Hum If You Don’t Know the Words by Bianca Marais | book review
Hum If You Don’t Know the Words by Bianca Marais
About the book: (from the publisher) Life under Apartheid has created a secure future for Robin Conrad, a ten-year-old white girl living with her parents in 1970s Johannesburg. In the same nation but worlds apart, Beauty Mbali, a Xhosa woman in a rural village in the Bantu homeland of the Transkei, struggles to raise her children alone after her husband’s death. Both lives have been built upon the division of race, and their meeting should never have occurred . . . until the Soweto Uprising, in which a protest by black students ignites racial conflict, alters the fault lines on which their society is built, and shatters their worlds when Robin’s parents are left dead and Beauty’s daughter goes missing.
After Robin is sent to live with her loving but irresponsible aunt, Beauty is hired to care for Robin while continuing the search for her daughter. In Beauty, Robin finds the security and family that she craves, and the two forge an inextricable bond through their deep personal losses. But Robin knows that if Beauty finds her daughter, Robin could lose her new caretaker forever, so she makes a desperate decision with devastating consequences. Her quest to make amends and find redemption is a journey of self-discovery in which she learns the harsh truths of the society that once promised her protection.
Told through Beauty and Robin’s alternating perspectives, the interwoven narratives create a rich and complex tapestry of the emotions and tensions at the heart of Apartheid-era South Africa. Hum If You Don’t Know the Words is a beautifully rendered look at loss, racism, and the creation of family.
About the author: Bianca Marais holds a Certificate in Creative Writing from the University of Toronto’s School of Continuing Studies, and her work has been published in World Enough and Crime. Before turning to writing, she started a corporate training company, and volunteered with Cotlands where she assisted care workers in Soweto with providing aid for HIV/AIDS orphans. Originally from South Africa, she now resides in Toronto with her husband.
Connect: Website | Facebook | Twitter | Instagram
Genre: Fiction/General/Book Club
[bctt tweet=”Captivating coming-of-age novel from fresh literary voice @BiancaM_Author #unputdownable” username=”KatherineSJones”]
My take: I could not put down Bianca Marais’s enthralling debut. In the midst of a particularly busy week, I made time to read it, it so captivated me. Hum If You Don’t Know the Words offers a masterful rendering of stunning beauty found amidst terrible brokenness. While unabashed in its descriptions of the stark brutality of the time and place, it’s also bold in its celebration of the resiliency of the human spirit, the triumphant power of love. Brimming with hope, this coming-of-age story has secured its place at the top of my short list of highly recommended reads.
I found Bianca Marais’s vibrant narrative equally compelling as the voice of both Beauty and Robin.

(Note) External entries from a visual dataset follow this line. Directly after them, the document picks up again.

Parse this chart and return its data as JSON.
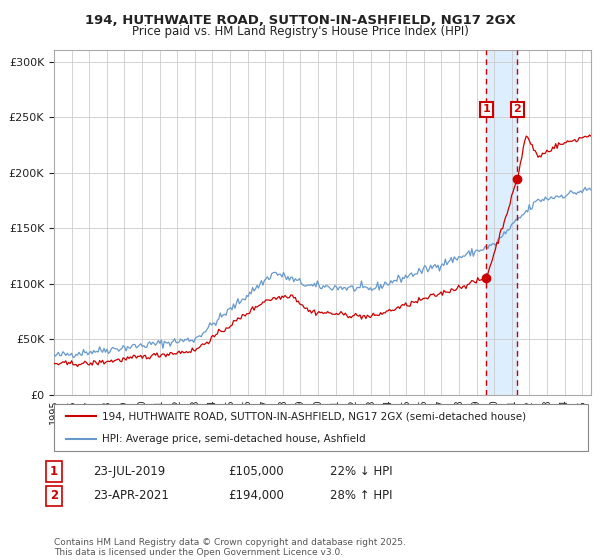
{
  "title": "194, HUTHWAITE ROAD, SUTTON-IN-ASHFIELD, NG17 2GX",
  "subtitle": "Price paid vs. HM Land Registry's House Price Index (HPI)",
  "legend_line1": "194, HUTHWAITE ROAD, SUTTON-IN-ASHFIELD, NG17 2GX (semi-detached house)",
  "legend_line2": "HPI: Average price, semi-detached house, Ashfield",
  "annotation1_label": "1",
  "annotation1_date": "23-JUL-2019",
  "annotation1_price": "£105,000",
  "annotation1_hpi": "22% ↓ HPI",
  "annotation2_label": "2",
  "annotation2_date": "23-APR-2021",
  "annotation2_price": "£194,000",
  "annotation2_hpi": "28% ↑ HPI",
  "vline1_year": 2019.55,
  "vline2_year": 2021.32,
  "marker1_x": 2019.55,
  "marker1_y": 105000,
  "marker2_x": 2021.32,
  "marker2_y": 194000,
  "ylim": [
    0,
    310000
  ],
  "xlim_start": 1995.0,
  "xlim_end": 2025.5,
  "red_color": "#cc0000",
  "blue_color": "#6699cc",
  "vline_color": "#cc0000",
  "shade_color": "#ddeeff",
  "background_color": "#ffffff",
  "grid_color": "#cccccc",
  "footnote": "Contains HM Land Registry data © Crown copyright and database right 2025.\nThis data is licensed under the Open Government Licence v3.0."
}
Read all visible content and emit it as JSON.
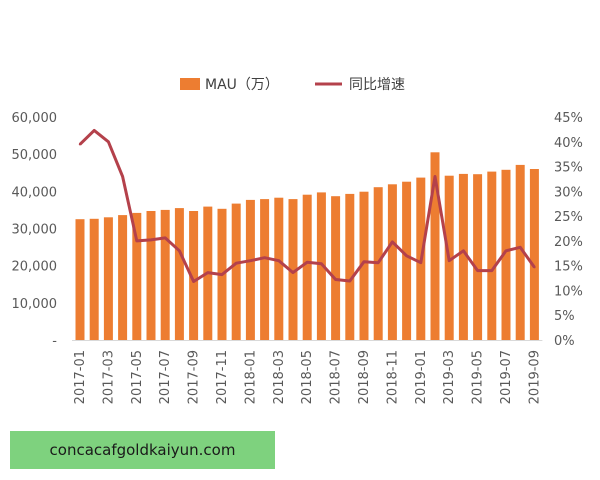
{
  "chart_data": {
    "type": "bar+line",
    "legend": {
      "bar_label": "MAU（万）",
      "line_label": "同比增速",
      "position": "top"
    },
    "categories": [
      "2017-01",
      "2017-02",
      "2017-03",
      "2017-04",
      "2017-05",
      "2017-06",
      "2017-07",
      "2017-08",
      "2017-09",
      "2017-10",
      "2017-11",
      "2017-12",
      "2018-01",
      "2018-02",
      "2018-03",
      "2018-04",
      "2018-05",
      "2018-06",
      "2018-07",
      "2018-08",
      "2018-09",
      "2018-10",
      "2018-11",
      "2018-12",
      "2019-01",
      "2019-02",
      "2019-03",
      "2019-04",
      "2019-05",
      "2019-06",
      "2019-07",
      "2019-08",
      "2019-09"
    ],
    "x_tick_labels": [
      "2017-01",
      "2017-03",
      "2017-05",
      "2017-07",
      "2017-09",
      "2017-11",
      "2018-01",
      "2018-03",
      "2018-05",
      "2018-07",
      "2018-09",
      "2018-11",
      "2019-01",
      "2019-03",
      "2019-05",
      "2019-07",
      "2019-09"
    ],
    "series": [
      {
        "name": "MAU（万）",
        "kind": "bar",
        "axis": "left",
        "color": "#ed7d31",
        "values": [
          32500,
          32600,
          33000,
          33600,
          34200,
          34700,
          35000,
          35500,
          34700,
          35900,
          35300,
          36700,
          37700,
          37900,
          38300,
          37900,
          39100,
          39700,
          38700,
          39300,
          39900,
          41100,
          41900,
          42600,
          43700,
          50500,
          44200,
          44700,
          44600,
          45300,
          45800,
          47100,
          46000
        ]
      },
      {
        "name": "同比增速",
        "kind": "line",
        "axis": "right",
        "color": "#b4414b",
        "values": [
          39.5,
          42.3,
          40.0,
          33.0,
          20.0,
          20.2,
          20.6,
          18.0,
          11.8,
          13.6,
          13.2,
          15.5,
          16.0,
          16.6,
          16.0,
          13.6,
          15.7,
          15.4,
          12.2,
          11.9,
          15.8,
          15.6,
          19.8,
          17.0,
          15.6,
          33.0,
          16.0,
          18.0,
          14.0,
          14.0,
          18.0,
          18.7,
          14.7
        ]
      }
    ],
    "y_left": {
      "ylim": [
        0,
        60000
      ],
      "tick_labels": [
        "-",
        "10,000",
        "20,000",
        "30,000",
        "40,000",
        "50,000",
        "60,000"
      ]
    },
    "y_right": {
      "ylim": [
        0,
        45
      ],
      "tick_labels": [
        "0%",
        "5%",
        "10%",
        "15%",
        "20%",
        "25%",
        "30%",
        "35%",
        "40%",
        "45%"
      ]
    },
    "grid": false
  },
  "watermark": "concacafgoldkaiyun.com"
}
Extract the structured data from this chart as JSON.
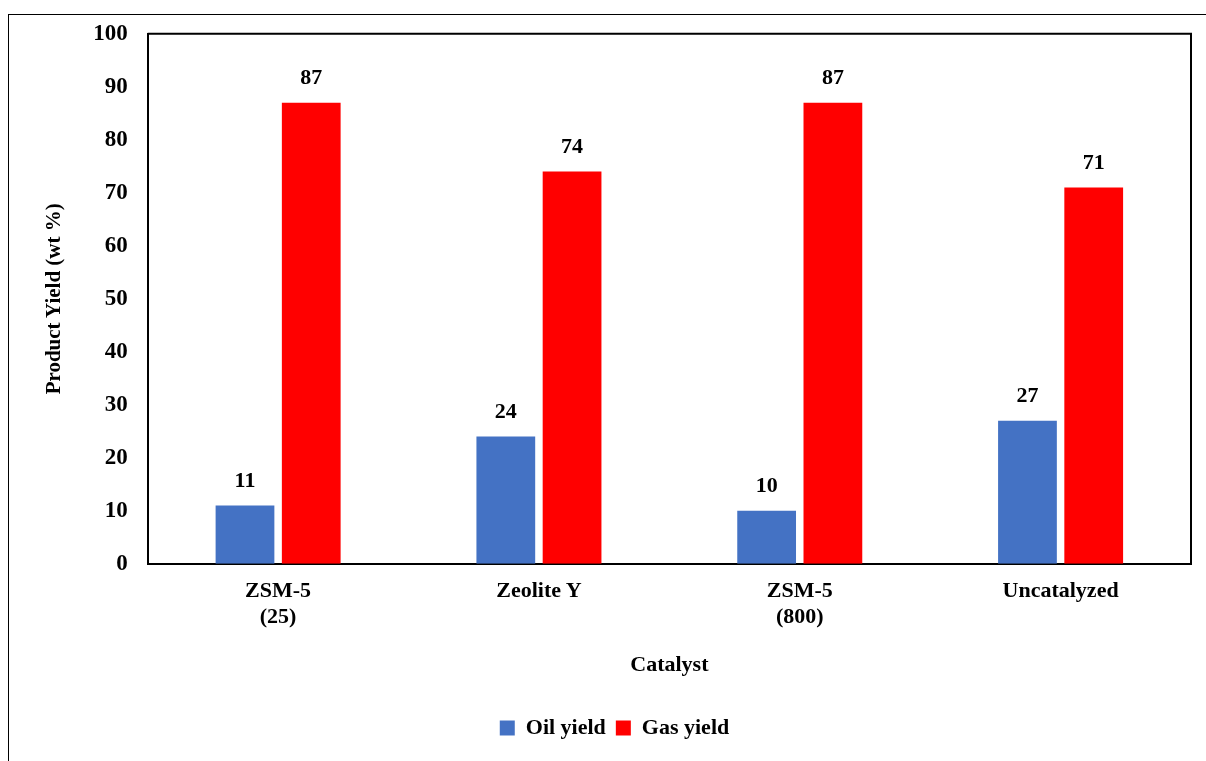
{
  "chart_data": {
    "type": "bar",
    "xlabel": "Catalyst",
    "ylabel": "Product Yield (wt %)",
    "categories": [
      "ZSM-5\n(25)",
      "Zeolite Y",
      "ZSM-5\n(800)",
      "Uncatalyzed"
    ],
    "series": [
      {
        "name": "Oil yield",
        "color": "#4472c4",
        "values": [
          11,
          24,
          10,
          27
        ]
      },
      {
        "name": "Gas yield",
        "color": "#ff0000",
        "values": [
          87,
          74,
          87,
          71
        ]
      }
    ],
    "ylim": [
      0,
      100
    ],
    "yticks": [
      0,
      10,
      20,
      30,
      40,
      50,
      60,
      70,
      80,
      90,
      100
    ],
    "legend": "bottom",
    "data_labels": true
  }
}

Together, their voices blend into a poignant song that is both emotionally powerful and socially important. In recent years, I’ve read several novels set in 20th-century South Africa; this one far and away earns my greatest appreciation. I would particularly recommend it for books clubs and readers of The Secret Life of Bees and The Help.
If you read one book about racism in South Africa this year, let it be this one. I can’t recommend it enough.
Just so you know: Some profanity and mature themes
Thanks to G.P. Putnam’s Sons for providing me this book free of charge. All opinions are mine.
After words: At the end of this novel, the author hinted at a sequel. Fingers crossed it’s not long in coming. What favorite book have you read lately that deserves a Part Two?